Je me suis rendu compte de cela le 31 décembre dernier sur une ligne droite normande du pays de Caux en écoutant Give me Love de Cerrone sur Nostalgie — je me méfie de France Culture dans ce genre de situation depuis que j’ai parcouru, cet été, une ligne droite à peu près identique, en Anjou, entre Segré et Candé, en écoutant Didier Eribon parler du structuralisme : j’avais beau voir partout des triangles aplatis et des structures familiales aussi invisibles et puissantes que des ondes hertziennes, j’avais fini par décrocher : le structuralisme, ce n’est pas une musique de plaine, et ce n’est pas l’Excalibur, la discothèque géante des environs d’Yvetot, qui me démentira : Cerrone, à cet instant, avait toute sa place dans le petit habitacle de ma 208. Je m’étonnai, cependant, de l’extrême simplicité des paroles : "Give me love, Give me love, Give me love" répété en boucle comme dans les Récits d’un pèlerin russe. 

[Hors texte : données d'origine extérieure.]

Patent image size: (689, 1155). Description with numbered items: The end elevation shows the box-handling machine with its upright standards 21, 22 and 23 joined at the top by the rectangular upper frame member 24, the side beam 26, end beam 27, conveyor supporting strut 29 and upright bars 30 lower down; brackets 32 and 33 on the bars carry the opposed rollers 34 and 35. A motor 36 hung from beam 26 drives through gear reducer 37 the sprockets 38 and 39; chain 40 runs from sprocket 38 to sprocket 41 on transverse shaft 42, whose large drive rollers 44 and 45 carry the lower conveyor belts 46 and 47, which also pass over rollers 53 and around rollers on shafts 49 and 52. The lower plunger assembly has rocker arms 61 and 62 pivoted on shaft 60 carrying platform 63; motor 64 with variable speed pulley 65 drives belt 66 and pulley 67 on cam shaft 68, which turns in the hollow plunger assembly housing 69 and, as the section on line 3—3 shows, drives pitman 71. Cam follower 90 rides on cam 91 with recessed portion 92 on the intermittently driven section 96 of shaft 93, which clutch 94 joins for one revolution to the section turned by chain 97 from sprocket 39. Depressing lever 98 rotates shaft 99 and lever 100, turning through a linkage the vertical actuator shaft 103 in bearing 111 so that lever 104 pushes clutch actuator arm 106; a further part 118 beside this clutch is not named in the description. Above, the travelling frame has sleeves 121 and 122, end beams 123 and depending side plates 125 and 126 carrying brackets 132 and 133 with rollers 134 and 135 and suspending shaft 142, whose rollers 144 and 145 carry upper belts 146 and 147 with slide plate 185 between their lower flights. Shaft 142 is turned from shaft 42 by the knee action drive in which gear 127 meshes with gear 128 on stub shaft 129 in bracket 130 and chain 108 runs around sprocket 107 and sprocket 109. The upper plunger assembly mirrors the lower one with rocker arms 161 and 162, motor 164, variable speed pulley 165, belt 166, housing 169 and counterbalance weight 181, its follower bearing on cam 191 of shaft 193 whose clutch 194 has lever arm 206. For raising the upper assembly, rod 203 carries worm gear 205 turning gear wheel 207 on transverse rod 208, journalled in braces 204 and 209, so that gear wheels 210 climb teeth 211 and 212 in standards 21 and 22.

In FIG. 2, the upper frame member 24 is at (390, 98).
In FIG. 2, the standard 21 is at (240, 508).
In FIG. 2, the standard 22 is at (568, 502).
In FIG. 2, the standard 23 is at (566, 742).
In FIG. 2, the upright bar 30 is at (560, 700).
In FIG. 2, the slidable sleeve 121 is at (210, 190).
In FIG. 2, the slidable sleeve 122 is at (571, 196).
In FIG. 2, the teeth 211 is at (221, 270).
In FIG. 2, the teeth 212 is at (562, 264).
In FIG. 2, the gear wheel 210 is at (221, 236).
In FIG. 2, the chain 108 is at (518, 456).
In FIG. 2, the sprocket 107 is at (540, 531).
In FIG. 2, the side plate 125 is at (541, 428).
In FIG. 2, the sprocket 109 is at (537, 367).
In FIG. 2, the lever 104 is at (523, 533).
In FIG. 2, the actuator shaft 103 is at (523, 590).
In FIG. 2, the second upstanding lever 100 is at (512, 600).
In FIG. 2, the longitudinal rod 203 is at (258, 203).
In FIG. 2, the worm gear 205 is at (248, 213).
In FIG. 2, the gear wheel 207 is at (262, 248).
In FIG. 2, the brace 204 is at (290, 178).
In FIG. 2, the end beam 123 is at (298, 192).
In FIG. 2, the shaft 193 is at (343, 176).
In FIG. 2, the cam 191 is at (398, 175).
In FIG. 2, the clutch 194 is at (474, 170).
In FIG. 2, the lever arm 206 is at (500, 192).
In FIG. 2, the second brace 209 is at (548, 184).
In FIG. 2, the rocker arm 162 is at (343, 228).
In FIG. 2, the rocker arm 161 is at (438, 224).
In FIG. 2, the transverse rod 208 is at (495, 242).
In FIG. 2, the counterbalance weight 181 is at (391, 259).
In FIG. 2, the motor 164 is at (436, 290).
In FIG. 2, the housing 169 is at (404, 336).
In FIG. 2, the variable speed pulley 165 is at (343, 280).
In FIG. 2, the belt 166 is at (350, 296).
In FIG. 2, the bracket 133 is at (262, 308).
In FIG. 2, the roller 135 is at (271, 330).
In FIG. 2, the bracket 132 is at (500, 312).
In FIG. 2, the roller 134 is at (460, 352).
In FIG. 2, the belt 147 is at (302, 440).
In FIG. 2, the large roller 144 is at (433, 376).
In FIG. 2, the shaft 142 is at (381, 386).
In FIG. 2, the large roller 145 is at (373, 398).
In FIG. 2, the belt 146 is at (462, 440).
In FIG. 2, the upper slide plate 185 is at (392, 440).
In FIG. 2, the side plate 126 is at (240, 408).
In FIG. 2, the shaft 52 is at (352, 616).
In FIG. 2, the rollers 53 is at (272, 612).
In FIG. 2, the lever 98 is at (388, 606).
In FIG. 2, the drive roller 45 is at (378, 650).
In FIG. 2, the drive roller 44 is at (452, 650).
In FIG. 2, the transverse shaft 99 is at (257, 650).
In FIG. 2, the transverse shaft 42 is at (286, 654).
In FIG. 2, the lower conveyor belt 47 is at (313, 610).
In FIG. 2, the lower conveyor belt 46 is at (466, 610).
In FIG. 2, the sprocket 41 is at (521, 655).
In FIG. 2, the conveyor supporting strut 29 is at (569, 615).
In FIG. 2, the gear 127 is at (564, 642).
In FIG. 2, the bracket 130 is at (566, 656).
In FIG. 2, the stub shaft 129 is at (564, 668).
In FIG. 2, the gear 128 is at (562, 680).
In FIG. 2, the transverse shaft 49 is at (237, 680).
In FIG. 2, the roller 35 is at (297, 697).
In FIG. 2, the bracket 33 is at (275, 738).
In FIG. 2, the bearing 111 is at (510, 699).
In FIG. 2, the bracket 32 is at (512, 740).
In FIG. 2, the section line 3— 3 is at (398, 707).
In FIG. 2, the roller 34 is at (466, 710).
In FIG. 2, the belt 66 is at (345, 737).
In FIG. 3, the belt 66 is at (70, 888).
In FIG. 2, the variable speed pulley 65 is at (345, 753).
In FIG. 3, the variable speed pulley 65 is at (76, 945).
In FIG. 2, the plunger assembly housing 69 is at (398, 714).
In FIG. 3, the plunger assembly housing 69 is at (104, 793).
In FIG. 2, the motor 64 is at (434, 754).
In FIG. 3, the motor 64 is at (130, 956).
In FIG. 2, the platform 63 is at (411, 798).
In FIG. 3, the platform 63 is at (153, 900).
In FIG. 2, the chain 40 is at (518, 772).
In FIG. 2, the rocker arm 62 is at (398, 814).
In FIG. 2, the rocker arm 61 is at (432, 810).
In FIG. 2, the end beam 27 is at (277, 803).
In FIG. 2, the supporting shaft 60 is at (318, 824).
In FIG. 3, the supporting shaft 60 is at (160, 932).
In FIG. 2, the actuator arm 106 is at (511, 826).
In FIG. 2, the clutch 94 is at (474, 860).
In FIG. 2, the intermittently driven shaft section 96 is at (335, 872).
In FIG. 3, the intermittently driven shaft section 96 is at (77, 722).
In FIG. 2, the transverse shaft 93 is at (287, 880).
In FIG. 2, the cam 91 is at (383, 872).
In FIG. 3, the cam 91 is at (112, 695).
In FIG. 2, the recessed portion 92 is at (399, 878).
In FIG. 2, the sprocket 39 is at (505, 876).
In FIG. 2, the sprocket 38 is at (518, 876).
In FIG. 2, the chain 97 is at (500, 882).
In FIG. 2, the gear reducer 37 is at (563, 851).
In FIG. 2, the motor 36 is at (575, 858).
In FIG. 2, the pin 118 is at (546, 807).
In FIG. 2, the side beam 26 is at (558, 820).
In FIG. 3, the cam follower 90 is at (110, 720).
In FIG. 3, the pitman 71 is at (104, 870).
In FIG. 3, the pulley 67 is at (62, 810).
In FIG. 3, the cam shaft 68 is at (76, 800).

J’étais sur le point de percer les mystères orthodoxes du disco quand le morceau s’est interrompu, remplacé par une chanson de Renaud, et je me suis dit que c’était cela, intimement, être français : être français c’était de ne pas être surpris de passer du sirupeux Ceronne au rocailleux Renaud.

Heureusement j’ai raccroché très vite un Get Lucky des Daft Punk, à l’instant même où la D142 décrochait du plateau pour entrer dans Pavilly, et j’ai été surpris, comme à chaque fois, de l’impression d’éternité que le morceau dégageait. J’étais revenu dans ce monde de crêtes synthétiques, dans ces Alpes électroniques plus étincelantes qu’une boule à facette, dans le royaume perdu, entre l’Autriche et l’Italie, de Giorgio Moroder, le maître de Chapelle des boîtes de nuit du continent —   dans cette Europe qui avait presque vécu, un peu avant ma naissance, de Abba à Cerrone, de Patrick Hernandez à Boney M, le disco comme une autre Renaissance, un autre printemps gothique.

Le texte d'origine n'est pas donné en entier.